Per The New Jersey Law Journal:

"Property owners trying to rebuild after damage caused by Hurricane Sandy or other disasters got what could be a bad-news ruling from a New Jersey appeals court on Monday.

"In a precedential decision, Motley v. Borough of Seaside Park, No. A-3214-11, the Appellate Division found a house that had been gutted to a shell to accomplish repairs was totally destroyed and so lost its status as a grandfathered nonconforming use under local zoning laws.

"The panel strictly construed a statute, N.J.S.A. 40:55D-68, which says a nonconforming use or structure may be restored or repaired if partially destroyed but total destruction terminates it.

"Whether the destruction is partial or total is not so much a matter of percentage but "whether [it] is so substantial in nature — qualitatively if not quantitatively — to surpass the 'partial' threshold that the statute expresses," Judges Jack Sabatino, Douglas Fasciale and Susan Maven held.

"The house at issue was one of two at 213 "O" Street in Seaside Park. The area is now zoned for single-family homes, but the houses were built in 1931, decades before the adoption of the zoning laws in 1972, and thus were prior conforming uses. They violated restrictions on lot width, depth and area, as well as front-, rear- and side-yard setbacks and building coverage."


"Grasso held that Motley did not act unreasonably once he learned of the building's poor condition and that the sounder policy was to allow debilitated nonconforming structures to be renovated as long as there was no increase in nonconformity.

"He relied on Krul v. Bd. of Adjustment, 126 N.J. Super. 150 (App. Div. 1973), which held that a commercial building that was completely destroyed by fire could be replaced even though it was nonconforming.

"The appeals court on Monday distinguished Krul on the ground that it involved destruction of a building that was a part of a complex used as "an integrated whole." In contrast, Motley's house was a stand-alone residence whose use was independent of the other house on the property.
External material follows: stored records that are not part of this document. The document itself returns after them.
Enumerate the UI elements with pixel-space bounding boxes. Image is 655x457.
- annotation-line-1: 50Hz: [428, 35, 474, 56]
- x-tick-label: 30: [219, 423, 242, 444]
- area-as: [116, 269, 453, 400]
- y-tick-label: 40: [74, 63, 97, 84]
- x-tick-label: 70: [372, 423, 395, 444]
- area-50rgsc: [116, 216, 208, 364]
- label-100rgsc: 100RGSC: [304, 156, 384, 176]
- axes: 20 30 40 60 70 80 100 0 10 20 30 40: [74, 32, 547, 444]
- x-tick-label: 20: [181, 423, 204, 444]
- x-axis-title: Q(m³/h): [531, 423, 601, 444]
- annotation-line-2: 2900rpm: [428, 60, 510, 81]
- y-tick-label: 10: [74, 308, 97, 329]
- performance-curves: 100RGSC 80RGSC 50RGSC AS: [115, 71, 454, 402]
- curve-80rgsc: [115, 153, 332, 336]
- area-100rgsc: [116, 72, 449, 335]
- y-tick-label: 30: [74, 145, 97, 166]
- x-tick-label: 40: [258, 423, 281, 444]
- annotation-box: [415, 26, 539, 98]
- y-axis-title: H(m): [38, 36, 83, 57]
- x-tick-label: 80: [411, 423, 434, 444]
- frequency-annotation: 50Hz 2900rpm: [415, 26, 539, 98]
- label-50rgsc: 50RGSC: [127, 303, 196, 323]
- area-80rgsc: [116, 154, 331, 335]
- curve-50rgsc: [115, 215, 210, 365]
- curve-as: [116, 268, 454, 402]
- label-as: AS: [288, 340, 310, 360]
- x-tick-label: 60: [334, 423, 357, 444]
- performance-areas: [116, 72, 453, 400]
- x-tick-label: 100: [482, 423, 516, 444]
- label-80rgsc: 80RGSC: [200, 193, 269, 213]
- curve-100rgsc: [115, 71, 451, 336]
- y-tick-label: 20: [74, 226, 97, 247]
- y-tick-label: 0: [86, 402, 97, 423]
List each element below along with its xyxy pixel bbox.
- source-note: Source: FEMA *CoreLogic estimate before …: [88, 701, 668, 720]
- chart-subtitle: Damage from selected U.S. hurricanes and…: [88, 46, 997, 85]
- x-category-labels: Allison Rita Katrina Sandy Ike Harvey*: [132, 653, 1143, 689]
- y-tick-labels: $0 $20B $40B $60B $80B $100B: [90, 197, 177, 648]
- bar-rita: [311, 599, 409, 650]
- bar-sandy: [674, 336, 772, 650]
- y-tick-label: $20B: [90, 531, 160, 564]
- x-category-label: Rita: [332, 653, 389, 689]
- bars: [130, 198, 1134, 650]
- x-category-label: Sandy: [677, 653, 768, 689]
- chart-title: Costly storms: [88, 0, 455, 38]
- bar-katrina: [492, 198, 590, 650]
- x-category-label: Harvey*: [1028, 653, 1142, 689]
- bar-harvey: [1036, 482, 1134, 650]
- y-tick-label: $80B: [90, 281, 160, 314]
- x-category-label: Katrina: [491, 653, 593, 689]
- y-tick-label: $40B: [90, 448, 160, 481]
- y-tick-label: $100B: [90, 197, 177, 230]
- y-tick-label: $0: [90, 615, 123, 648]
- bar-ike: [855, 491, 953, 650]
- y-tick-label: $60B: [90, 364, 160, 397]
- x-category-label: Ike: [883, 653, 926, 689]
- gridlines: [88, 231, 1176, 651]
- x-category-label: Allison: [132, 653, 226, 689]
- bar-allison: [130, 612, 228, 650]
"The appeals court also referred to the "well settled law of our state that disfavors the continuation of nonconforming uses and structures" because they undermine land use planning.

"The judges agreed with the board that removing the walls down to the foundation and footings "exceeds any reasonable notion of a mere partial demolition."

"They said they appreciated Grasso's concern that the limits on reconstruction could have harsh results for innocent homeowners but added that was for the Legislature to address."